Located in Cass County, in Southwestern Michigan, Dowagiac is a close-knit community that prides itself on the quality of life it provides residents, while preserving its long and storied past.
Derived from the Potawatomi word for “fishing water,” Dowagiac was originally settled by the Potawatomi, Chippewa and Ottawa tribes. However, in 1821, the tribes ceded the land which today makes up Cass County, and settlers followed shortly. The land for Dowagiac was first platted in 1848, and the Michigan Central railroad laid track in the town, turning it into a wheat shipping station. The station grew so large that on wheat day, farmers would line up for blocks to unload their grain. Dowagiac was incorporated into a village in 1863, and fourteen years later, in 1877, it was incorporated as a city.
Dowagiac is served by the Dowagiac Union School District, which consists of six schools: four elementary, one middle school, and Dowagiac Union High School. M-51 and 62 connect Dowagiac to Niles and Interstate 94, as well as Cassopolis. Amtrak runs daily service between Detroit and Chicago from Dowagiac, and the town has a private airport. Dowagiac has one of the oldest Dial-A-Ride transportation services, the Dowagiac DART, which has been in existence for nearly 40 years. It operates both fixed routes and a Dial-A-Ride service, extending as far as Southwest Michigan College.
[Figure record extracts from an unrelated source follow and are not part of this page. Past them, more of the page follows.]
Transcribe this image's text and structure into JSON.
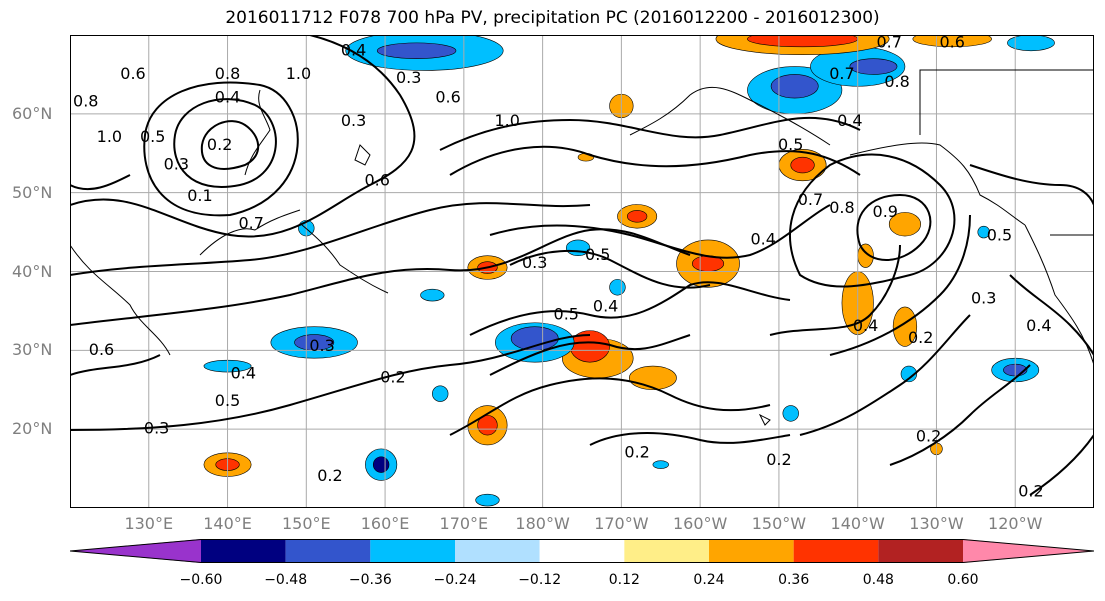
{
  "title": "2016011712 F078 700 hPa PV, precipitation PC (2016012200 - 2016012300)",
  "axes": {
    "lat_ticks": [
      "60°N",
      "50°N",
      "40°N",
      "30°N",
      "20°N"
    ],
    "lon_ticks": [
      "130°E",
      "140°E",
      "150°E",
      "160°E",
      "170°E",
      "180°W",
      "170°W",
      "160°W",
      "150°W",
      "140°W",
      "130°W",
      "120°W"
    ]
  },
  "colorbar": {
    "labels": [
      "−0.60",
      "−0.48",
      "−0.36",
      "−0.24",
      "−0.12",
      "0.12",
      "0.24",
      "0.36",
      "0.48",
      "0.60"
    ],
    "colors": [
      "#9933cc",
      "#000080",
      "#3355cc",
      "#00bfff",
      "#b0e0ff",
      "#ffffff",
      "#ffee88",
      "#ffa500",
      "#ff3300",
      "#b22222",
      "#ff88aa"
    ]
  },
  "contour_labels": [
    {
      "text": "0.6",
      "lon": 128,
      "lat": 65
    },
    {
      "text": "0.8",
      "lon": 122,
      "lat": 61.5
    },
    {
      "text": "1.0",
      "lon": 125,
      "lat": 57
    },
    {
      "text": "0.5",
      "lon": 130.5,
      "lat": 57
    },
    {
      "text": "0.8",
      "lon": 140,
      "lat": 65
    },
    {
      "text": "0.4",
      "lon": 140,
      "lat": 62
    },
    {
      "text": "0.2",
      "lon": 139,
      "lat": 56
    },
    {
      "text": "0.3",
      "lon": 133.5,
      "lat": 53.5
    },
    {
      "text": "0.1",
      "lon": 136.5,
      "lat": 49.5
    },
    {
      "text": "0.7",
      "lon": 143,
      "lat": 46
    },
    {
      "text": "1.0",
      "lon": 149,
      "lat": 65
    },
    {
      "text": "0.4",
      "lon": 156,
      "lat": 68
    },
    {
      "text": "0.3",
      "lon": 163,
      "lat": 64.5
    },
    {
      "text": "0.3",
      "lon": 156,
      "lat": 59
    },
    {
      "text": "0.6",
      "lon": 168,
      "lat": 62
    },
    {
      "text": "1.0",
      "lon": 175.5,
      "lat": 59
    },
    {
      "text": "0.6",
      "lon": 159,
      "lat": 51.5
    },
    {
      "text": "0.3",
      "lon": 179,
      "lat": 41
    },
    {
      "text": "0.5",
      "lon": -173,
      "lat": 42
    },
    {
      "text": "0.5",
      "lon": -177,
      "lat": 34.5
    },
    {
      "text": "0.4",
      "lon": -172,
      "lat": 35.5
    },
    {
      "text": "0.3",
      "lon": 152,
      "lat": 30.5
    },
    {
      "text": "0.4",
      "lon": 142,
      "lat": 27
    },
    {
      "text": "0.5",
      "lon": 140,
      "lat": 23.5
    },
    {
      "text": "0.3",
      "lon": 131,
      "lat": 20
    },
    {
      "text": "0.6",
      "lon": 124,
      "lat": 30
    },
    {
      "text": "0.2",
      "lon": 161,
      "lat": 26.5
    },
    {
      "text": "0.2",
      "lon": 153,
      "lat": 14
    },
    {
      "text": "0.2",
      "lon": -168,
      "lat": 17
    },
    {
      "text": "0.4",
      "lon": -141,
      "lat": 59
    },
    {
      "text": "0.5",
      "lon": -148.5,
      "lat": 56
    },
    {
      "text": "0.7",
      "lon": -142,
      "lat": 65
    },
    {
      "text": "0.8",
      "lon": -135,
      "lat": 64
    },
    {
      "text": "0.7",
      "lon": -136,
      "lat": 69
    },
    {
      "text": "0.6",
      "lon": -128,
      "lat": 69
    },
    {
      "text": "0.7",
      "lon": -146,
      "lat": 49
    },
    {
      "text": "0.8",
      "lon": -142,
      "lat": 48
    },
    {
      "text": "0.9",
      "lon": -136.5,
      "lat": 47.5
    },
    {
      "text": "0.4",
      "lon": -152,
      "lat": 44
    },
    {
      "text": "0.4",
      "lon": -139,
      "lat": 33
    },
    {
      "text": "0.2",
      "lon": -132,
      "lat": 31.5
    },
    {
      "text": "0.3",
      "lon": -124,
      "lat": 36.5
    },
    {
      "text": "0.4",
      "lon": -117,
      "lat": 33
    },
    {
      "text": "0.5",
      "lon": -122,
      "lat": 44.5
    },
    {
      "text": "0.2",
      "lon": -150,
      "lat": 16
    },
    {
      "text": "0.2",
      "lon": -131,
      "lat": 19
    },
    {
      "text": "0.2",
      "lon": -118,
      "lat": 12
    }
  ],
  "precip_blobs": [
    {
      "lon": -148,
      "lat": 63,
      "rx": 12,
      "ry": 6,
      "c": "#00bfff"
    },
    {
      "lon": -148,
      "lat": 63.5,
      "rx": 6,
      "ry": 3,
      "c": "#3355cc"
    },
    {
      "lon": -140,
      "lat": 66,
      "rx": 12,
      "ry": 5,
      "c": "#00bfff"
    },
    {
      "lon": -138,
      "lat": 66,
      "rx": 6,
      "ry": 2,
      "c": "#3355cc"
    },
    {
      "lon": -147,
      "lat": 69.5,
      "rx": 22,
      "ry": 4,
      "c": "#ffa500"
    },
    {
      "lon": -147,
      "lat": 69.5,
      "rx": 14,
      "ry": 2,
      "c": "#ff3300"
    },
    {
      "lon": -128,
      "lat": 69.5,
      "rx": 10,
      "ry": 2,
      "c": "#ffa500"
    },
    {
      "lon": 165,
      "lat": 68,
      "rx": 20,
      "ry": 5,
      "c": "#00bfff"
    },
    {
      "lon": 164,
      "lat": 68,
      "rx": 10,
      "ry": 2,
      "c": "#3355cc"
    },
    {
      "lon": -118,
      "lat": 69,
      "rx": 6,
      "ry": 2,
      "c": "#00bfff"
    },
    {
      "lon": -147,
      "lat": 53.5,
      "rx": 6,
      "ry": 4,
      "c": "#ffa500"
    },
    {
      "lon": -147,
      "lat": 53.5,
      "rx": 3,
      "ry": 2,
      "c": "#ff3300"
    },
    {
      "lon": -170,
      "lat": 61,
      "rx": 3,
      "ry": 3,
      "c": "#ffa500"
    },
    {
      "lon": -174.5,
      "lat": 54.5,
      "rx": 2,
      "ry": 1,
      "c": "#ffa500"
    },
    {
      "lon": -168,
      "lat": 47,
      "rx": 5,
      "ry": 3,
      "c": "#ffa500"
    },
    {
      "lon": -168,
      "lat": 47,
      "rx": 2.5,
      "ry": 1.5,
      "c": "#ff3300"
    },
    {
      "lon": -134,
      "lat": 46,
      "rx": 4,
      "ry": 3,
      "c": "#ffa500"
    },
    {
      "lon": -159,
      "lat": 41,
      "rx": 8,
      "ry": 6,
      "c": "#ffa500"
    },
    {
      "lon": -159,
      "lat": 41,
      "rx": 4,
      "ry": 2,
      "c": "#ff3300"
    },
    {
      "lon": -140,
      "lat": 36,
      "rx": 4,
      "ry": 8,
      "c": "#ffa500"
    },
    {
      "lon": -134,
      "lat": 33,
      "rx": 3,
      "ry": 5,
      "c": "#ffa500"
    },
    {
      "lon": -139,
      "lat": 42,
      "rx": 2,
      "ry": 3,
      "c": "#ffa500"
    },
    {
      "lon": 173,
      "lat": 40.5,
      "rx": 5,
      "ry": 3,
      "c": "#ffa500"
    },
    {
      "lon": 173,
      "lat": 40.5,
      "rx": 2.5,
      "ry": 1.5,
      "c": "#ff3300"
    },
    {
      "lon": -173,
      "lat": 29,
      "rx": 9,
      "ry": 5,
      "c": "#ffa500"
    },
    {
      "lon": -174,
      "lat": 30.5,
      "rx": 5,
      "ry": 4,
      "c": "#ff3300"
    },
    {
      "lon": -166,
      "lat": 26.5,
      "rx": 6,
      "ry": 3,
      "c": "#ffa500"
    },
    {
      "lon": 173,
      "lat": 20.5,
      "rx": 5,
      "ry": 5,
      "c": "#ffa500"
    },
    {
      "lon": 173,
      "lat": 20.5,
      "rx": 2.5,
      "ry": 2.5,
      "c": "#ff3300"
    },
    {
      "lon": 140,
      "lat": 15.5,
      "rx": 6,
      "ry": 3,
      "c": "#ffa500"
    },
    {
      "lon": 140,
      "lat": 15.5,
      "rx": 3,
      "ry": 1.5,
      "c": "#ff3300"
    },
    {
      "lon": -130,
      "lat": 17.5,
      "rx": 1.5,
      "ry": 1.5,
      "c": "#ffa500"
    },
    {
      "lon": 179,
      "lat": 31,
      "rx": 10,
      "ry": 5,
      "c": "#00bfff"
    },
    {
      "lon": 179,
      "lat": 31.5,
      "rx": 6,
      "ry": 3,
      "c": "#3355cc"
    },
    {
      "lon": 151,
      "lat": 31,
      "rx": 11,
      "ry": 4,
      "c": "#00bfff"
    },
    {
      "lon": 151,
      "lat": 31,
      "rx": 5,
      "ry": 2,
      "c": "#3355cc"
    },
    {
      "lon": 140,
      "lat": 28,
      "rx": 6,
      "ry": 1.5,
      "c": "#00bfff"
    },
    {
      "lon": -175.5,
      "lat": 43,
      "rx": 3,
      "ry": 2,
      "c": "#00bfff"
    },
    {
      "lon": -170.5,
      "lat": 38,
      "rx": 2,
      "ry": 2,
      "c": "#00bfff"
    },
    {
      "lon": 166,
      "lat": 37,
      "rx": 3,
      "ry": 1.5,
      "c": "#00bfff"
    },
    {
      "lon": 167,
      "lat": 24.5,
      "rx": 2,
      "ry": 2,
      "c": "#00bfff"
    },
    {
      "lon": 159.5,
      "lat": 15.5,
      "rx": 4,
      "ry": 4,
      "c": "#00bfff"
    },
    {
      "lon": 159.5,
      "lat": 15.5,
      "rx": 2,
      "ry": 2,
      "c": "#000080"
    },
    {
      "lon": 150,
      "lat": 45.5,
      "rx": 2,
      "ry": 2,
      "c": "#00bfff"
    },
    {
      "lon": -165,
      "lat": 15.5,
      "rx": 2,
      "ry": 1,
      "c": "#00bfff"
    },
    {
      "lon": -148.5,
      "lat": 22,
      "rx": 2,
      "ry": 2,
      "c": "#00bfff"
    },
    {
      "lon": -133.5,
      "lat": 27,
      "rx": 2,
      "ry": 2,
      "c": "#00bfff"
    },
    {
      "lon": -120,
      "lat": 27.5,
      "rx": 6,
      "ry": 3,
      "c": "#00bfff"
    },
    {
      "lon": -120,
      "lat": 27.5,
      "rx": 3,
      "ry": 1.5,
      "c": "#3355cc"
    },
    {
      "lon": 173,
      "lat": 11,
      "rx": 3,
      "ry": 1.5,
      "c": "#00bfff"
    },
    {
      "lon": -124,
      "lat": 45,
      "rx": 1.5,
      "ry": 1.5,
      "c": "#00bfff"
    }
  ]
}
Dowagiac is home to the 5-Mile Drive-In Theater, one of the last remaining drive in theaters in the state. Lutz’s Drive-In Restaurant is located next door, and the two make for popular destinations in the summertime. Dowagiac is located in close proximity to the Sister Lakes in Keeler Township, making it a popular spot for visitors with summer homes on the lakes. Caruso’s Candy and Soda Shoppe, a Dowagiac staple since 1922, is located downtown, with a fully functional old fashioned soda fountain, as well as homemade candy.